Denizli Devlet Hastanesi Göğüs Hastalıkları Uzmanı Dr. Zahide Alaçam, astım hastalığı ile ilgili bilgilendirmede bulundu.
Göğüs Hastalıkları Uzmanı Dr. Zahide Alaçam, dünyada her yıl 400 binden fazla astıma bağlı mevt olduğunu ve Dünya Sıhhat Örgütü’ne (DSÖ) nazaran tüm dünyada 339 milyon kişinin astımı bulunduğu kestirim edildiğini tabir etti.
“Uygun tedavi ile denetim altına alınabilir”
Dr. Zahide Alaçam, “Astım, akciğer içi hava yollarında mikrobik olmayan bir çeşit iltihap nedeniyle hava yolu duvarının daralması sonucu ortaya çıkan müzmin (kronik) bir akciğer hastalığıdır. Astım tekrarlayan ve ataklar halinde gelen nefes darlığı, nefes alıp verirken ortaya çıkan hırıltı/hışıltı/ıslık sesi, göğüste baskı hissi ve öksürük üzere belirtilerle kendini gösterir. Uygun ilaç tedavisinin verilmesi ve astım tetikleyicilerinden uzak durulması ile astım belirtileri denetim altına alınabilir.“ dedi.
“Solunan hava pak olmalı”
Alaçam, astımın denetimini güçleştiren etkenleri, ilaçların hakikat teknikle ve tertipli kullanılmaması bunun yanında teneffüs yolu enfeksiyonları, alerjenler, sigara dumanı, kimyasallar üzere tetikleyicilere maruz kalmak olarak sıralayan Dr. Zahide Alaçam, “Yapılan araştırmalarda hastaların ilaçlarını hekiminin önerdiği biçimde kullanmasının, sigarayı bırakmanın ve obez hastaların kilo vermesinin, Akdeniz diyeti tipi sağlıklı beslenmenin, sistemli idman yapmanın, solunan ortam havasını pak tutmanın astımın denetimini kolaylaştırdığı gösterilmiştir.“ biçiminde konuştu.

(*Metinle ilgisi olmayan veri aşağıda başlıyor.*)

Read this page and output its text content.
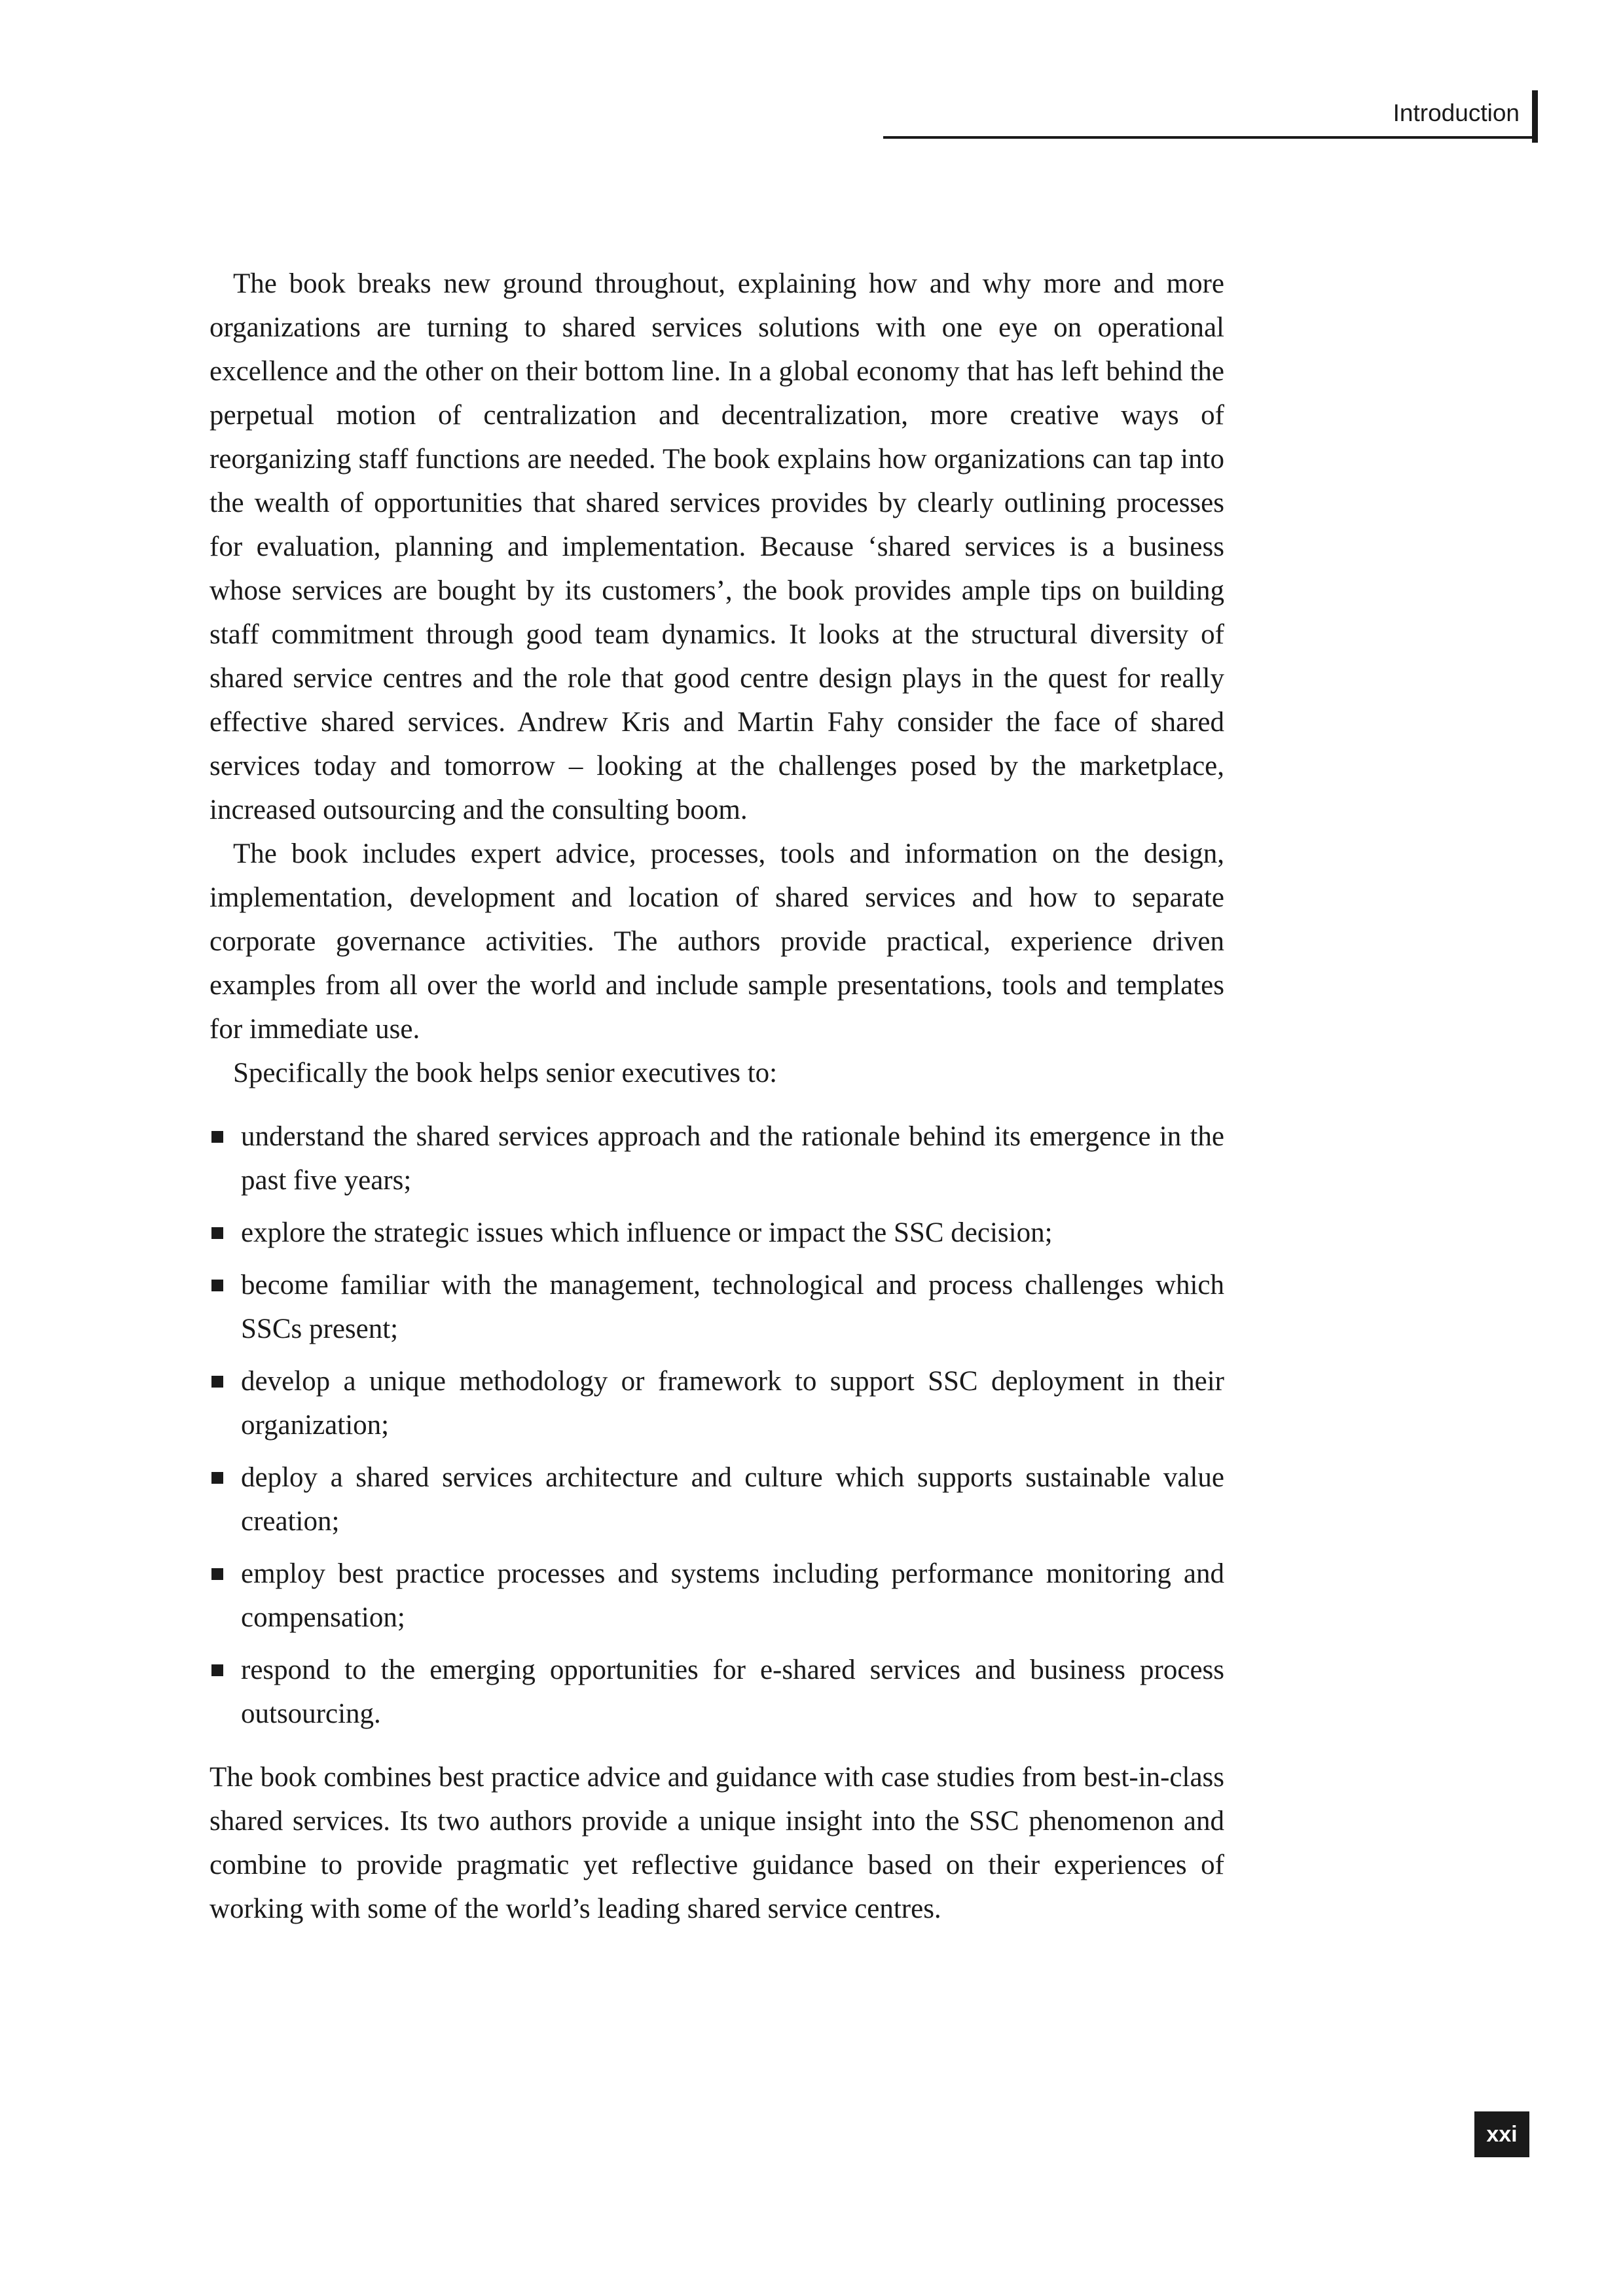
Introduction

The book breaks new ground throughout, explaining how and why more and more organizations are turning to shared services solutions with one eye on operational excellence and the other on their bottom line. In a global economy that has left behind the perpetual motion of centralization and decentralization, more creative ways of reorganizing staff functions are needed. The book explains how organizations can tap into the wealth of opportunities that shared services provides by clearly outlining processes for evaluation, planning and implementation. Because ‘shared services is a business whose services are bought by its customers’, the book provides ample tips on building staff commitment through good team dynamics. It looks at the structural diversity of shared service centres and the role that good centre design plays in the quest for really effective shared services. Andrew Kris and Martin Fahy consider the face of shared services today and tomorrow – looking at the challenges posed by the marketplace, increased outsourcing and the consulting boom.

The book includes expert advice, processes, tools and information on the design, implementation, development and location of shared services and how to separate corporate governance activities. The authors provide practical, experience driven examples from all over the world and include sample presentations, tools and templates for immediate use.

Specifically the book helps senior executives to:

understand the shared services approach and the rationale behind its emergence in the past five years;
explore the strategic issues which influence or impact the SSC decision;
become familiar with the management, technological and process challenges which SSCs present;
develop a unique methodology or framework to support SSC deployment in their organization;
deploy a shared services architecture and culture which supports sustainable value creation;
employ best practice processes and systems including performance monitoring and compensation;
respond to the emerging opportunities for e-shared services and business process outsourcing.

The book combines best practice advice and guidance with case studies from best-in-class shared services. Its two authors provide a unique insight into the SSC phenomenon and combine to provide pragmatic yet reflective guidance based on their experiences of working with some of the world’s leading shared service centres.

xxi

“Astım hastaları beslenmelerine dikkat etmelidir”
İHA’ya konuşan Uz. Dr. Zahide Alaçam, “Astım hastalarına beslenmede şu tekliflerde bulunmak gerekirse, içinde şeker olan her türlü yiyecek ve içecekler, tatlandırılmış tahıllar, gluten içeren besinler (ekmek, hamur işi gıdalar), fruktoz yahut mısır şurubu içeren içecekler, tatlılar, işlenmiş etler (sucuk salam sosis gibi), kızartılmış tüm besinlerden uzak durmalıdır. Bedendeki inflamasyonu söndürmek için önerilen ise Anti-inflamatuar beslenme üslubudur. Yani gluten yerine yulaf, kinoa, tef, sorgum, darı, karabuğday, yabani pirinç, siyah pirinç, esmer pirinç üzere rafine edilmemiş tahıllar tercih edilebilir. Zirai tarım ilacına maruz kalmamış taze yeşillik, zerzevat ve meyve tüketilmeli. Haftada en az 1 gün balık yenmeli. Yenmediği günlerde ise Omega 3 desteği alınabilir. Soğuk sıkım zeytinyağı, hindistan cevizi yağı, avokado yağı üzere sağlıklı yağlar tercih edilmeli. Brokoli, lahana, brüksel lahanası, soğan, sarımsak üzere sülfür içeren besinler sık tüketilmeli. Yaban mersini, ahududu, böğürtlen üzere mor renkli meyveler bol antioksidan içerir. Yemeklere zerdeçal, zencefil, tarçın üzere anti-inflamatuar özellikli baharatlar eklenebilir. ” diye konuştu.